Nepal: disappeared people registered as deceased

The Himalayan Times, carried a story on Saturday noting that family members of at least 150 disappeared persons have registered complaints with the Commission of Investigation of Enforced Disappeared Persons (CIEDP). However, a CIEDP spokesperson said a decision has not yet been made on whether or not to begin an enquiry as these people are listed as “deceased” in office records. The victims’ families had lodged complaints at their respective local registrar’s offices that their relatives had died in the course of the rebellion and thus acquired their death certificates in order to receive financial relief. http://bit.ly/2r7QDEn

Thailand: Three years of Junta’s Empty promises to respect rights and restore democracy

On Sunday, Human Rights Watch issued a statement saying that Thailand’s government has failed to fulfill pledges to respect human rights and restore democratic rule three years after the military coup. “The ruling National Council for Peace and Order (NCPO) pushed the new constitution, which was promulgated on March 6, 2017 ensuring that NCPO members will not be held accountable for any of the many rights violations committed since taking power. Under NCPO Orders 3/2015 and 13/2016, military authorities have the power to secretly detain people for up to seven days without charge and interrogate them without access to lawyers or safeguards against mistreatment. Human Rights Watch has frequently raised serious concerns regarding secret military detention in Thailand. The junta continues to refuse to provide information about people in secret detention.” http://bit.ly/2qLACmz

Cambodians remember victims of Killing Fields

Reuters reported on Friday about hundreds of people gathering at one of Cambodia’s most notorious Killing Fields to remember victims of the Khmer Rouge genocide of at least 1.8 million Cambodians in the 1970s.
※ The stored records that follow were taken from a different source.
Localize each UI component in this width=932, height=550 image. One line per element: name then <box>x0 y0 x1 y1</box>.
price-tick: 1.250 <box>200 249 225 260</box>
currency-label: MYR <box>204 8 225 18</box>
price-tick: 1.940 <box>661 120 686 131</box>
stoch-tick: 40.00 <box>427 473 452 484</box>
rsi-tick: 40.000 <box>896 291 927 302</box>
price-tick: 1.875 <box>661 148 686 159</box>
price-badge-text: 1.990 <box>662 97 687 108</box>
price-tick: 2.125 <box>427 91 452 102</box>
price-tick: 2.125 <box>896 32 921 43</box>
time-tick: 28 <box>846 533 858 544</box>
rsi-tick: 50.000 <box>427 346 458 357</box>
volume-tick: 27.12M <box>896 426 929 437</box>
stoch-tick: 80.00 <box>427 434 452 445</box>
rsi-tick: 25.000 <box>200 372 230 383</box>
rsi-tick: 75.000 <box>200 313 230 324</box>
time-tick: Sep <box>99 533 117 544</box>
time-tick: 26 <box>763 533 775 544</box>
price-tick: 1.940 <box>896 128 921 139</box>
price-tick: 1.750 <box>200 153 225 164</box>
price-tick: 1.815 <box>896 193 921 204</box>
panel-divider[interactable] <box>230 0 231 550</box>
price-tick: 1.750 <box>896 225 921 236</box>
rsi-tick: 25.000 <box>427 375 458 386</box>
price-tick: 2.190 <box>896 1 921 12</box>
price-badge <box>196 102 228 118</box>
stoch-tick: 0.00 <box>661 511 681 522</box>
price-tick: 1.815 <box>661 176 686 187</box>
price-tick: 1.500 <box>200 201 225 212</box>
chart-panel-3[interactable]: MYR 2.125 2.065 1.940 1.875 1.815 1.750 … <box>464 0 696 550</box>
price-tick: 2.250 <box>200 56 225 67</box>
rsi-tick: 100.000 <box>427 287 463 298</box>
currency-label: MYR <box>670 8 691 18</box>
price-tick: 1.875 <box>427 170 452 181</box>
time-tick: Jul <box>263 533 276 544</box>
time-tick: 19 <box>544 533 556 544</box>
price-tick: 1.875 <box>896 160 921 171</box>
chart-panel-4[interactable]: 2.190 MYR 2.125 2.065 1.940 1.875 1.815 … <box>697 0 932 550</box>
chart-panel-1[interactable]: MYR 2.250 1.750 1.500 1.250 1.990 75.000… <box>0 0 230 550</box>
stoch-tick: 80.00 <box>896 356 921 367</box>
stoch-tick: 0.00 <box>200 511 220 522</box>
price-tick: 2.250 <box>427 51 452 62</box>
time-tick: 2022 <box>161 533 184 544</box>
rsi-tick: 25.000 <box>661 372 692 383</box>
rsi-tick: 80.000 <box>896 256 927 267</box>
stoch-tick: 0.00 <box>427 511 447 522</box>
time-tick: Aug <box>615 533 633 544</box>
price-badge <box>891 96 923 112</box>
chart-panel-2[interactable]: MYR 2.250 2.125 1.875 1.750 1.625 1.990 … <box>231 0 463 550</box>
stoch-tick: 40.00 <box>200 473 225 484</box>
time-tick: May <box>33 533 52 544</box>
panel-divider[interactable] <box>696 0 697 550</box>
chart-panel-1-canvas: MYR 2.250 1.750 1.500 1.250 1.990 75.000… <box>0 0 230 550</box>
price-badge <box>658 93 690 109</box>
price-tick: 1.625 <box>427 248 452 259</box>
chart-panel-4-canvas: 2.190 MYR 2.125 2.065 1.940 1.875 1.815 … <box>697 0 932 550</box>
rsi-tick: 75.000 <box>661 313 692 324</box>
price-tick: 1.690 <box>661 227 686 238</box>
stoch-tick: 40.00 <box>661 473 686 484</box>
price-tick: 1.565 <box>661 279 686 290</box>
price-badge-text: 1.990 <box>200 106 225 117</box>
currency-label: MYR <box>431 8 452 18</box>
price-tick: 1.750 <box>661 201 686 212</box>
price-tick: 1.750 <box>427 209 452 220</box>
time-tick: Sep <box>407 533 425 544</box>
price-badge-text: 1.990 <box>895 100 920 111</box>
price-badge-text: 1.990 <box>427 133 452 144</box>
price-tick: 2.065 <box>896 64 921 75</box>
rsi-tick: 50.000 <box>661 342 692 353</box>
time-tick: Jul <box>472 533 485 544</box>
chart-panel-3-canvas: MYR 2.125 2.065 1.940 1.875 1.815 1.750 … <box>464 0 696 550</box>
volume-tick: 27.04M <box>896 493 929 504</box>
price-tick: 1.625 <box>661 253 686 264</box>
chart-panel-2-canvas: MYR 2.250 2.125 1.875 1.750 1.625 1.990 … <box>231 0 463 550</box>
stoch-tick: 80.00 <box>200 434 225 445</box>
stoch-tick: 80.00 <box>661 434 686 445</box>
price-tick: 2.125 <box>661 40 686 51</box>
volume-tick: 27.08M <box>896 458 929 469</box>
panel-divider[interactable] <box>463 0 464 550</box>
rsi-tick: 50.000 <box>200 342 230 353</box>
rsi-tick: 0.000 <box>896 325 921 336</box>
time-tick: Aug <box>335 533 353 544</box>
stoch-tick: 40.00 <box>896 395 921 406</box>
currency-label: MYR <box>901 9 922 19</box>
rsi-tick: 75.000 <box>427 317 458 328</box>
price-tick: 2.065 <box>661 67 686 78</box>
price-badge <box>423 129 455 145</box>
The Khmer Rouge ruled Cambodia from 1975 to 1979. A tower of skulls and bones stands at the center of a memorial to an era in which hardly any Cambodian family was spared losses. Most of the victims died of starvation, torture, exhaustion or disease in labor camps or were bludgeoned to death during mass executions. http://reut.rs/2qG9HbA

5,000 refugees rescued on route to Italy from Libya

Al Jazeera reported on Sunday that 5,000 refugees were rescued on the route from Libya to Italy last week. About 2,900 people were rescued on Thursday, 2,300 of whom were found in international waters and taken to Italy, while 580 who were picked up in Libyan waters were returned to Libya. Through Friday until Saturday morning, coastguards rescued another 2,100 refugees packed in 17 vessels, but found the body of one man who had drowned, the Italian coastguard said. http://bit.ly/2rGhfJX

Charities prepare to withdraw from Greek islands, refugees to be left without vital services

The Independent reported on Sunday that thousands of refugees in Greece are at risk of losing vital support when charities withdraw services from camps on the islands, as changes to EU funding are set to leave them out of contract by the end of July. The Greek government will take over funding and managing support services to the camps on 31 July, but aid organizations fear the transition has been poorly planned. http://ind.pn/2qaX4le

Items in Daily World News Digest are summaries of published reports relevant to the issue of missing persons, compiled by ICMP staff. These items do not necessarily reflect the position of ICMP.